Count Lakers coach Mike D'Antoni as someone counting on a bigger contribution from Bryant in 2013-14.
"There’s a lot of things that happened that we were hoping would turn out different," D'Antoni said. "To make the playoffs we said we would have to have Kobe and (Steve) Nash to have pretty good years and it didn’t work out."
D'Antoni believes Bryant's comeback next season will work out, however.
'I think he’ll bounce back," D'Antoni said. "He’s 35 years old, he’s not old old. So, it’s a challenge for him, but there’s no reason that he won’t be back at a level that is really, really good in this league.
"He’ll find a way to be one of the best in the league."
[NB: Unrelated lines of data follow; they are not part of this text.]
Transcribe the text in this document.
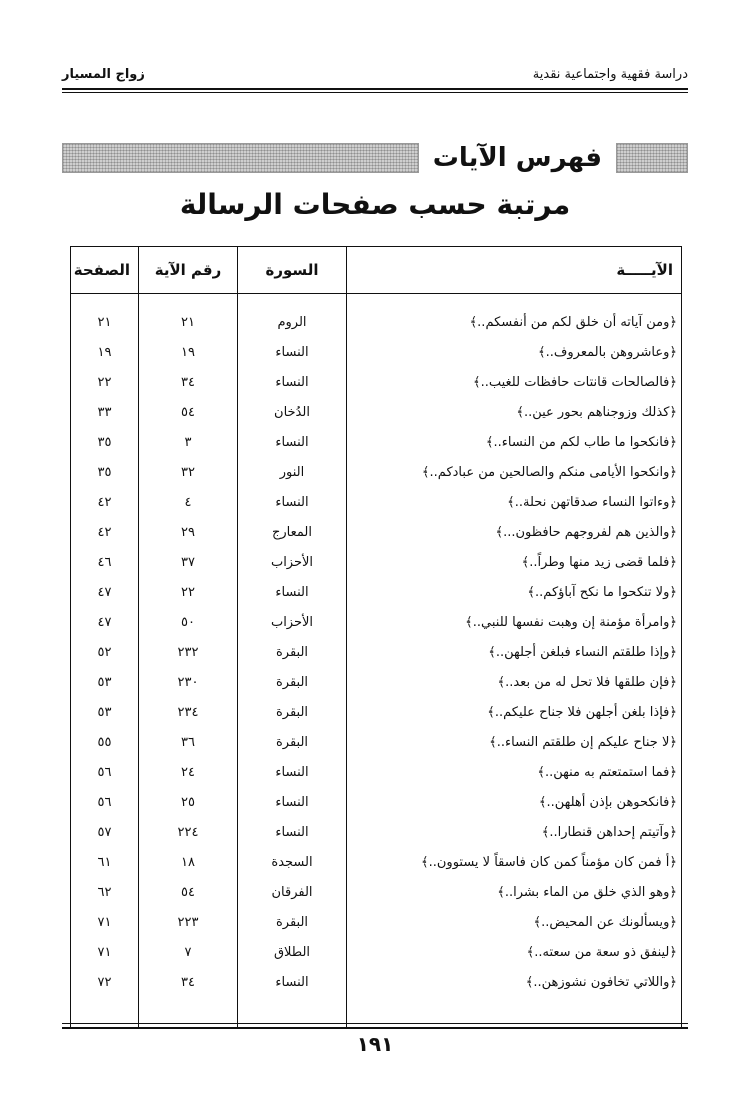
دراسة فقهية واجتماعية نقدية
زواج المسيار
فهرس الآيات
مرتبة حسب صفحات الرسالة
الآيـــــة	السورة	رقم الآية	الصفحة

﴿ومن آياته أن خلق لكم من أنفسكم..﴾	الروم	٢١	٢١
﴿وعاشروهن بالمعروف..﴾	النساء	١٩	١٩
﴿فالصالحات قانتات حافظات للغيب..﴾	النساء	٣٤	٢٢
﴿كذلك وزوجناهم بحور عين..﴾	الدُخان	٥٤	٣٣
﴿فانكحوا ما طاب لكم من النساء..﴾	النساء	٣	٣٥
﴿وانكحوا الأيامى منكم والصالحين من عبادكم..﴾	النور	٣٢	٣٥
﴿وءاتوا النساء صدقاتهن نحلة..﴾	النساء	٤	٤٢
﴿والذين هم لفروجهم حافظون...﴾	المعارج	٢٩	٤٢
﴿فلما قضى زيد منها وطراً..﴾	الأحزاب	٣٧	٤٦
﴿ولا تنكحوا ما نكح آباؤكم..﴾	النساء	٢٢	٤٧
﴿وامرأة مؤمنة إن وهبت نفسها للنبي..﴾	الأحزاب	٥٠	٤٧
﴿وإذا طلقتم النساء فبلغن أجلهن..﴾	البقرة	٢٣٢	٥٢
﴿فإن طلقها فلا تحل له من بعد..﴾	البقرة	٢٣٠	٥٣
﴿فإذا بلغن أجلهن فلا جناح عليكم..﴾	البقرة	٢٣٤	٥٣
﴿لا جناح عليكم إن طلقتم النساء..﴾	البقرة	٣٦	٥٥
﴿فما استمتعتم به منهن..﴾	النساء	٢٤	٥٦
﴿فانكحوهن بإذن أهلهن..﴾	النساء	٢٥	٥٦
﴿وآتيتم إحداهن قنطارا..﴾	النساء	٢٢٤	٥٧
﴿أ فمن كان مؤمناً كمن كان فاسقاً لا يستوون..﴾	السجدة	١٨	٦١
﴿وهو الذي خلق من الماء بشرا..﴾	الفرقان	٥٤	٦٢
﴿ويسألونك عن المحيض..﴾	البقرة	٢٢٣	٧١
﴿لينفق ذو سعة من سعته..﴾	الطلاق	٧	٧١
﴿واللاتي تخافون نشوزهن..﴾	النساء	٣٤	٧٢

١٩١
Young wasn't quite as definitive in his faith in Bryant's chances.
"We’ll see how he comes back," Young said. "He probably needed this rest. He’s been playing 18 long years with no break, so it was time for him to get a little break."
Even though Bryant hasn't played since Dec. 17, he hasn't given the team a break from his sarcastic personality. Young said that Bryant is still making his presence felt, in his own way.
“He talks trash to me a lot,” Young said. “He says, ‘I don’t talk to players whose teams are under (.500 by) 20 games,’ and all that. But that’s Kobe being Kobe.”